Pois esta semana fui almoçar no Adegão Português, em São Cristóvão, um lugar que adoro, ams que acabo indo menos do que gostaria. O motivo do encontro era provar alguns dos rótulos de Carlos Lucas, que anda fazendo vinhos muito interessantes em diversas regiões portuguesas, em diferentes estilos, com preços bem atraentes, como o São Lourenço 2008, um tinto da Bairrada já apresentando boa evolução, que custa R$ 40, com boa fruta, taninos macios, um vinho elegante, calcário, com notas de alcaçuz e com boa presença, e acidez equilibrada.
O sommelier Francisco Edcarlos Lopes, ou simplesmente Edcarlos, que vem se transformando em um dos maiores especialistas em vinhos portugueses do Brasil, conquistando vários prêmios e campeonatos (o mais recente foi de vinhos do Alentejo) recomendou o arroz de cordeiro à alentejana, e logo ganhou a minha provação. Alguém na mesa lembrou do arroz de pato. E eu emendei:
- Olha, eu prefiro o arroz de cordeiro, porque eu já conheço o do Antiquarius.

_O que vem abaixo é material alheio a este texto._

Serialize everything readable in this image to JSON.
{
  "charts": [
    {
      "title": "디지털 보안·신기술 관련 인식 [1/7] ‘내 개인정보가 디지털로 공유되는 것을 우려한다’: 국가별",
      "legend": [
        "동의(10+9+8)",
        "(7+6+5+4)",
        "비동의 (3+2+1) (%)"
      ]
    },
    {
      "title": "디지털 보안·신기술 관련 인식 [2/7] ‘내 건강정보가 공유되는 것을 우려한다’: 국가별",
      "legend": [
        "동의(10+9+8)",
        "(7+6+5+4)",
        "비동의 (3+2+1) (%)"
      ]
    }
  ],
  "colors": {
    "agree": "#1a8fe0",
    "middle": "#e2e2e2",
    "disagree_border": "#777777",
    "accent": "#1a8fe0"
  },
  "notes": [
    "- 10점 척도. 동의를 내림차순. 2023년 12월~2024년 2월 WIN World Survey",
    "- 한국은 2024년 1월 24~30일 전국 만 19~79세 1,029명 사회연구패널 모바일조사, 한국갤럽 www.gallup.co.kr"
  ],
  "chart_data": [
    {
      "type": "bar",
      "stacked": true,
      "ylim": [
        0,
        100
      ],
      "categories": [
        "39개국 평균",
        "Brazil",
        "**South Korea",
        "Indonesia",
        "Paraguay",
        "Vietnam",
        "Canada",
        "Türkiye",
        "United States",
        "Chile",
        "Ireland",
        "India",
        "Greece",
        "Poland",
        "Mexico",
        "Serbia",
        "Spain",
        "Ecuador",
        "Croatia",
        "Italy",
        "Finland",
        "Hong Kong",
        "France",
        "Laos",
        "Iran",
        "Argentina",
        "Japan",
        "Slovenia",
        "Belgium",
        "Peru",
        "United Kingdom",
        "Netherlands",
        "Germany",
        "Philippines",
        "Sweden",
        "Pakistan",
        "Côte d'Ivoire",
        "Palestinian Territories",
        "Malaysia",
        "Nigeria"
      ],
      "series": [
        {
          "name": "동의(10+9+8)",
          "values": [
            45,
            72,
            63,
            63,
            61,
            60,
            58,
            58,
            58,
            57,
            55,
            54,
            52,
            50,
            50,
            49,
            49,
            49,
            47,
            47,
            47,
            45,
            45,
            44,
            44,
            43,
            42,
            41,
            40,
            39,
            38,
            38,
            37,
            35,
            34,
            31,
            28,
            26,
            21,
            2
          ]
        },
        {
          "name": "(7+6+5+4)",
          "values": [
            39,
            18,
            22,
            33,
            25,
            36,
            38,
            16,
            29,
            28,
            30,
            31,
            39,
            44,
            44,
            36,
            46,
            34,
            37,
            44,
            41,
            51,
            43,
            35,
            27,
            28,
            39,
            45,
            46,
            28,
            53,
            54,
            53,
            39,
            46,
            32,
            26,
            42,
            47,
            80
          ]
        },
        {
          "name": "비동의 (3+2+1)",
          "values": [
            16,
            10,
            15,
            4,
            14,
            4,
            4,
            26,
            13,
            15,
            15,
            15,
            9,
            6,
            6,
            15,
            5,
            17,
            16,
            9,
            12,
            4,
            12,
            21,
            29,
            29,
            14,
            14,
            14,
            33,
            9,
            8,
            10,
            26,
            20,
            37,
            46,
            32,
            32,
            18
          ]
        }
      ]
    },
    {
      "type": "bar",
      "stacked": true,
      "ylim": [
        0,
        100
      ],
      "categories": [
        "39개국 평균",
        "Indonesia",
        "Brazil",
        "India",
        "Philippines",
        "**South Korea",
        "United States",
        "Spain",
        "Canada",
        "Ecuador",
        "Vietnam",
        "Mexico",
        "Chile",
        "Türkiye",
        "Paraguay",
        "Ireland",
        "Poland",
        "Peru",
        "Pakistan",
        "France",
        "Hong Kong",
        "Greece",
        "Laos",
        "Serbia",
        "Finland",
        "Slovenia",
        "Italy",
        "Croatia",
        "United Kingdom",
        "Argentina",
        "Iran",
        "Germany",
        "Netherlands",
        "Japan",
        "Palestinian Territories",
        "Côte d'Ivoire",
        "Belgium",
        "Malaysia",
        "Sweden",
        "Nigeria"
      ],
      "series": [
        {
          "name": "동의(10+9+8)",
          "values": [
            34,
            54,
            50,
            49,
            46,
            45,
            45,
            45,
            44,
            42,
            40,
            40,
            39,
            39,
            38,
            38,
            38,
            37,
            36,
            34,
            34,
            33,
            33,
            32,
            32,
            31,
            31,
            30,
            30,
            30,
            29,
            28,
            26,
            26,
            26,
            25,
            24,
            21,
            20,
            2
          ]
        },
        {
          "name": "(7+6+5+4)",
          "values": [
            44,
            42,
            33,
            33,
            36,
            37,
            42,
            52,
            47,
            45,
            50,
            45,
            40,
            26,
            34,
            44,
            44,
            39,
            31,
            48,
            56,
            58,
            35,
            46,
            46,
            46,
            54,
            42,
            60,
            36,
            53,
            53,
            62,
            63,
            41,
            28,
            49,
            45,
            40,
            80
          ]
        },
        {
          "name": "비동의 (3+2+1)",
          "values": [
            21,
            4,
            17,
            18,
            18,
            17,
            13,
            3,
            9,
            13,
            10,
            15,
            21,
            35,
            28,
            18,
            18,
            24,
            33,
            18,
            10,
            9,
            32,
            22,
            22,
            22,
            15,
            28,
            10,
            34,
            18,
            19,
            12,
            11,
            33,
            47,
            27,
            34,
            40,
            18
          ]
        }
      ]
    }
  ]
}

- Mas o nosso é diferente, você vai gostar.
Não foi nada compicadoconvecer a mesa a fazer um pedido duplo. Elegemos, então, os dois, em fartas porções para duas pessoas.
Amarelado pelo açafrão, úmido, mas não empapado, e com os grãos bem íntegros, no ponto exato de cozimento, tem a carne desfiada misturada a rodelas de bom chouriço, já bem douradinho, levemente tostado, com a gordura em grande parte já derretida, e descartada. Para temperar, cebola, tomate, cheiro verde, e umas azeitonas pretas (sem caroço) coroando a mistura. Que alegria. Ainda que já estivesse untuoso, ainda reguei o prato com o excelente azeite Principal, também produzido pela Premium Drinks. E umas gotas de pimenta. Fui ao delírio. Achei que é ainda mais gostoso que o do Antiquarius. Queria provar os dois juntos.
Ao lado, o arroz de cordeiro era ainda mais úmido, com uma coloração mais escura, resultado da utilização do molho do cozimento da carne, igualmente com cebola, tomate, cheiro verde, e umas azeitonas pretas (sem caroço). Desta vez, até dispensei o azeite. Mas não a pimenta. Na taça, o Terras do Pó Syrah-Petit Verdot 2009 (R$ 92), da Casa Ermelinda de Freitas, também feito por Carlos Lucas, e produzido na Península de Setúbal. Um vinho com textura, fácil de gostar, encorpado e com boa fruta, uns toques minerais e defumados, fino e macio, com um toque de ervas frescas, que tem presença, do alto de seus 14,5% de álcool.
Encerramos com um mineiro de botas, espécie de omelete, com queijo e banana, coroado com muita canela em pó. E o café.